Bain have been very active and late in the month announced a bid to acquire Asatsu DK – a leading Japanese ad agency. The bid is conditional on them getting at least 50% and they have announced plans to de-list it if they can get all the stock. Given the tough environment for advertising agencies – including WPP which is Asatsu’s current largest shareholder with almost 25% – it will be intriguing to see how Bain intends to add value to the Asatsu business.

In banking, Resona also announced the creation of a new Osaka-based bank which will be used to buy out the equity of three small Kansai-based regional banks.

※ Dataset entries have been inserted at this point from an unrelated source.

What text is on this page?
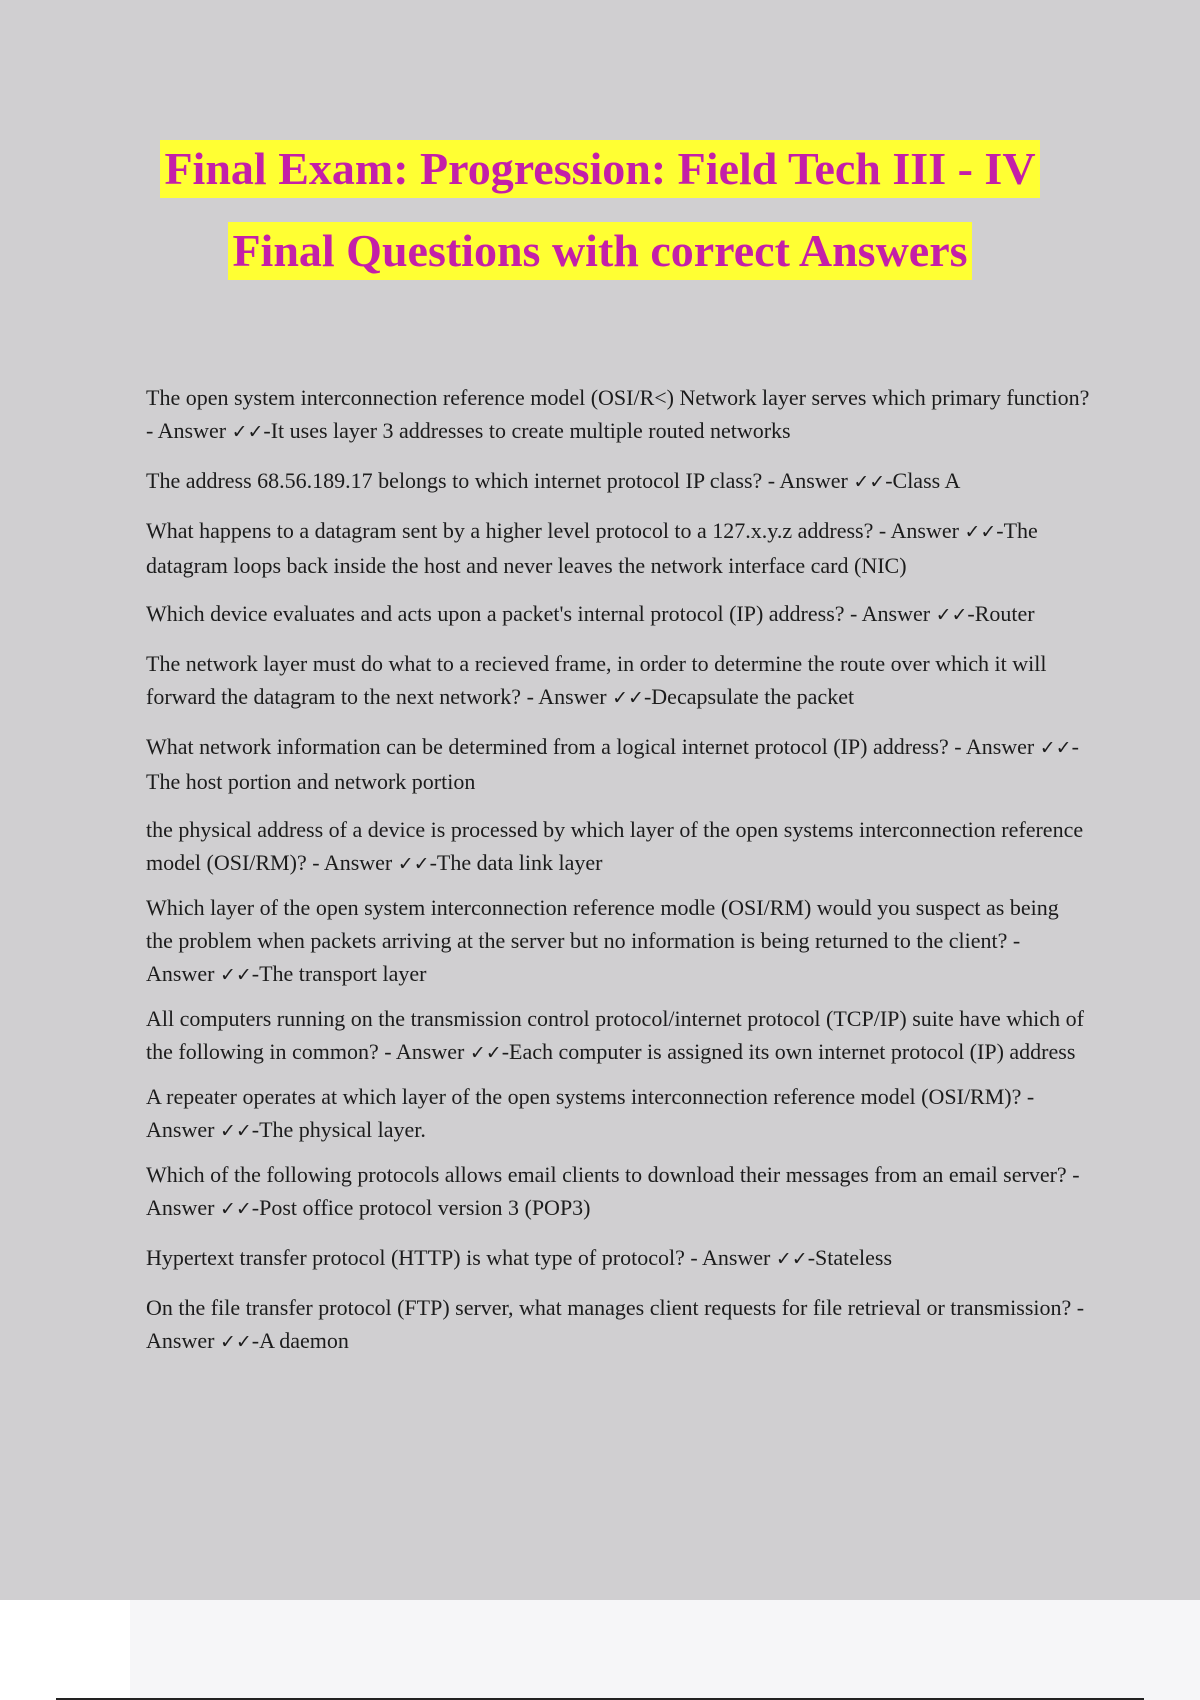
Final Exam: Progression: Field Tech III - IV
Final Questions with correct Answers

The open system interconnection reference model (OSI/R<) Network layer serves which primary function? - Answer ✓✓-It uses layer 3 addresses to create multiple routed networks

The address 68.56.189.17 belongs to which internet protocol IP class? - Answer ✓✓-Class A

What happens to a datagram sent by a higher level protocol to a 127.x.y.z address? - Answer ✓✓-The datagram loops back inside the host and never leaves the network interface card (NIC)

Which device evaluates and acts upon a packet's internal protocol (IP) address? - Answer ✓✓-Router

The network layer must do what to a recieved frame, in order to determine the route over which it will forward the datagram to the next network? - Answer ✓✓-Decapsulate the packet

What network information can be determined from a logical internet protocol (IP) address? - Answer ✓✓-The host portion and network portion

the physical address of a device is processed by which layer of the open systems interconnection reference model (OSI/RM)? - Answer ✓✓-The data link layer

Which layer of the open system interconnection reference modle (OSI/RM) would you suspect as being the problem when packets arriving at the server but no information is being returned to the client? - Answer ✓✓-The transport layer

All computers running on the transmission control protocol/internet protocol (TCP/IP) suite have which of the following in common? - Answer ✓✓-Each computer is assigned its own internet protocol (IP) address

A repeater operates at which layer of the open systems interconnection reference model (OSI/RM)? - Answer ✓✓-The physical layer.

Which of the following protocols allows email clients to download their messages from an email server? - Answer ✓✓-Post office protocol version 3 (POP3)

Hypertext transfer protocol (HTTP) is what type of protocol? - Answer ✓✓-Stateless

On the file transfer protocol (FTP) server, what manages client requests for file retrieval or transmission? - Answer ✓✓-A daemon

The process is a little messy but by April 2018, Resona should be the 51% owner of the new listed holding company Kansai Mirai Financial Group (KMFG) which will in turn own the shares of Kinki Osaka Bank, Kansai Urban Banking and Minato Bank. SMFG is a participant in the consolidation and will hold around 25% of the new KMFG shares. We expect to see a lot more consolidation in the regional bank area so that ultimately, only the largest of the regionals will survive as stand-alone listed entities.

September is seasonally one of the worst months for Japanese equities, but this year the market bucked the trend and was strong. Leading the gains were Mining (which is really the LNG producer Inpex), Oil refiners and then Rubber and Autos, boosted by the slightly weaker Yen. Banks were also firmer, although real estate lagged the Topix return. Our recently added positions in Tokai Carbon and Idemitsu were both major pluses for the portfolio while MUFJ accounted for 0.70% of the monthly return. Fortunately there were no significant poor performers with HIS the biggest drag with a -0.13% return.